Wo der Trend hingeht, ist für Fink klar: „Aktuell stehen nur ein Drittel der Pferde in Gruppenhaltung und zwei Drittel in Einzelhaltung. In zehn Jahren ist die Verteilung genau andersherum.“ Er rät Pensionsbetrieben sich darauf einzustellen. Allerdings betont der Fachmann auch: „Gruppenhaltung ist nicht besser als Einzelhaltung. Beides behält seine Berechtigung.“
Einzelhaltung bleibt wichtig
Das sieht auch Dr. Sandra Kuhnke, Referentin für Pferdehaltung bei der Landwirtschaftskammer NRW so. „Die Nachfrage von Pferdebesitzern nach Gruppenhaltung wird steigen. Auf der anderen Seite wünschen sich aber auch immer mehr Einsteller Einzelboxen mit Paddock. Denn auch in Zukunft eignet sich nicht jedes Pferd für die Gruppenhaltung.“ Die Expertin schätzt, dass immer mehr Reiter sich große, luftige Einzelboxen für ihre Vierbeiner kombiniert mit Weidehaltung in Gruppen wünschen. Gerade im Bereich des Leistungssport kann sie nicht feststellen, dass Gruppenhaltung in Mode kommt.
Im Freizeitbereich beobachtet Kuhnke, dass Betriebe, die zukünftig auf Gruppenhaltung umsteigen möchten auch das Paddock Paradise-System in Betracht ziehen. Bei dem Stallsystem sind verschieden strukturierte Flächen mit unterschiedlichen Untergründen über lange Laufwege für die Pferde erreichbar. Auslauf und Struktur übersteigen den Aktivstall. Allerdings sieht die Referentin auch, dass solche Haltungssysteme für viele Betriebe nicht umsetzbar sind, da viel Fläche vorhanden sein muss.
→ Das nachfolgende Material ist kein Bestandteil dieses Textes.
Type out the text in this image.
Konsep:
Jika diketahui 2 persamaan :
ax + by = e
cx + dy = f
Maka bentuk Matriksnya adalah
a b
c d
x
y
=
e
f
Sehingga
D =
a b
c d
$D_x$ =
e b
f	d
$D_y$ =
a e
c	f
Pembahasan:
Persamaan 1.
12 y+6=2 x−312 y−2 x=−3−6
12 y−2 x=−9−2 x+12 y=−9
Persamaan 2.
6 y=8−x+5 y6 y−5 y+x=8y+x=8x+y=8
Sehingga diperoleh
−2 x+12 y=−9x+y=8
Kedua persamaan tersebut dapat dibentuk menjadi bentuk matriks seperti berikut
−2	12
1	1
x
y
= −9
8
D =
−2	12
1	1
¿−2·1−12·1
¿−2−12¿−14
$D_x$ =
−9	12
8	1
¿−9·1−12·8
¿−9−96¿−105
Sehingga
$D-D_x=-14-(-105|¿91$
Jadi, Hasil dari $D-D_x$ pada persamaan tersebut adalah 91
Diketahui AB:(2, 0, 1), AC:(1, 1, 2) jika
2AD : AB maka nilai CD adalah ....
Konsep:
Außerdem berichtet sie, dass so ein Bauvorhaben je nach Kreis auch an der Zustimmung der Behörden scheitern kann, weil beispielsweise die benötigte Fläche als zu groß erachtet wird.
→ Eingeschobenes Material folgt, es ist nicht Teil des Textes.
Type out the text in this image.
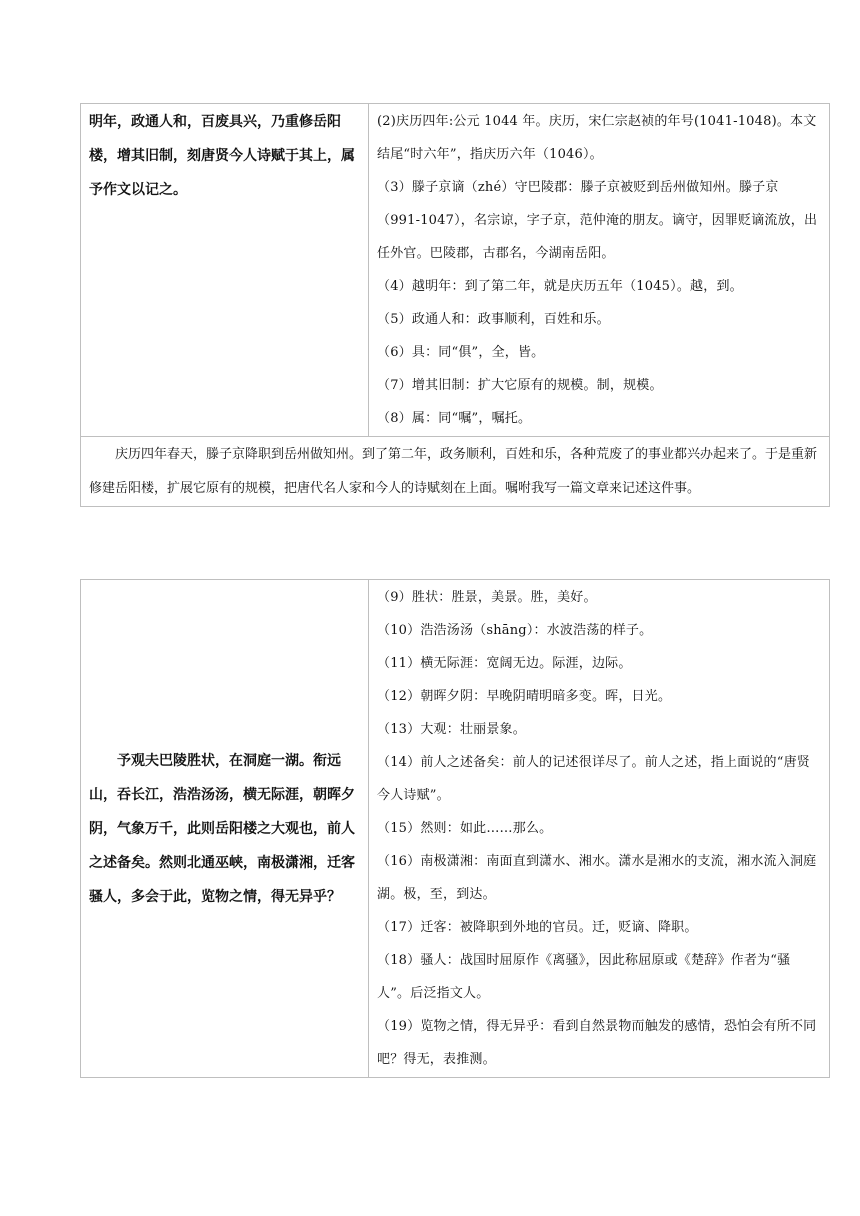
明年，政通人和，百废具兴，乃重修岳阳楼，增其旧制，刻唐贤今人诗赋于其上，属予作文以记之。

(2)庆历四年:公元 1044 年。庆历，宋仁宗赵祯的年号(1041-1048)。本文结尾“时六年”，指庆历六年（1046）。
（3）滕子京谪（zhé）守巴陵郡：滕子京被贬到岳州做知州。滕子京（991-1047），名宗谅，字子京，范仲淹的朋友。谪守，因罪贬谪流放，出任外官。巴陵郡，古郡名，今湖南岳阳。
（4）越明年：到了第二年，就是庆历五年（1045）。越，到。
（5）政通人和：政事顺利，百姓和乐。
（6）具：同“俱”，全，皆。
（7）增其旧制：扩大它原有的规模。制，规模。
（8）属：同“嘱”，嘱托。

庆历四年春天，滕子京降职到岳州做知州。到了第二年，政务顺利，百姓和乐，各种荒废了的事业都兴办起来了。于是重新修建岳阳楼，扩展它原有的规模，把唐代名人家和今人的诗赋刻在上面。嘱咐我写一篇文章来记述这件事。
予观夫巴陵胜状，在洞庭一湖。衔远山，吞长江，浩浩汤汤，横无际涯，朝晖夕阴，气象万千，此则岳阳楼之大观也，前人之述备矣。然则北通巫峡，南极潇湘，迁客骚人，多会于此，览物之情，得无异乎？

（9）胜状：胜景，美景。胜，美好。
（10）浩浩汤汤（shāng）：水波浩荡的样子。
（11）横无际涯：宽阔无边。际涯，边际。
（12）朝晖夕阴：早晚阴晴明暗多变。晖，日光。
（13）大观：壮丽景象。
（14）前人之述备矣：前人的记述很详尽了。前人之述，指上面说的“唐贤今人诗赋”。
（15）然则：如此……那么。
（16）南极潇湘：南面直到潇水、湘水。潇水是湘水的支流，湘水流入洞庭湖。极，至，到达。
（17）迁客：被降职到外地的官员。迁，贬谪、降职。
（18）骚人：战国时屈原作《离骚》，因此称屈原或《楚辞》作者为“骚人”。后泛指文人。
（19）览物之情，得无异乎：看到自然景物而触发的感情，恐怕会有所不同吧？得无，表推测。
Was bringt die neue Leitlinie?
Wie die Einzel- oder Gruppenhaltung von Pferden wirklich beschaffen sein soll, beschreibt die Leitlinie zur Pferdehaltung des BMEL. Aktuell beschäftigt sich eine Arbeitsgruppe (AK 11 der Tierärztlichen Vereinigung für Tierschutz)mit der Überarbeitung der Leitlinie. Mitglied ist auch Georg Fink. Er geht davon aus, dass die Bedeutung der Leitlinie künftig zunimmt. „Die Leitlinie ist keine nett gemeinte Empfehlung, sondern stellt Rahmenbedingungen in der Bedeutung eines antizipierten Gutachtens dar. Es handelt sich vielfach um Mindestangaben.“
Der Mindestplatzbedarf pro Pferd von (2 x Widerristhöhe)² wird aber auch in der überarbeiteten Leitlinie bestehen bleiben. Allerdings handele es sich dabei um ein absolutes Mindestmaß. Kuhnke, wie auch Fink, ist bewusst, dass einige Pferdehalter diese Maße noch nicht einhalten und ihre Boxen vergrößern müssen. „Natürlich ist das bei Altgebäuden nicht immer einfach und bringt wirtschaftlichen Druck mit sich“, erklärt die Referentin der Landwirtschaftskammer.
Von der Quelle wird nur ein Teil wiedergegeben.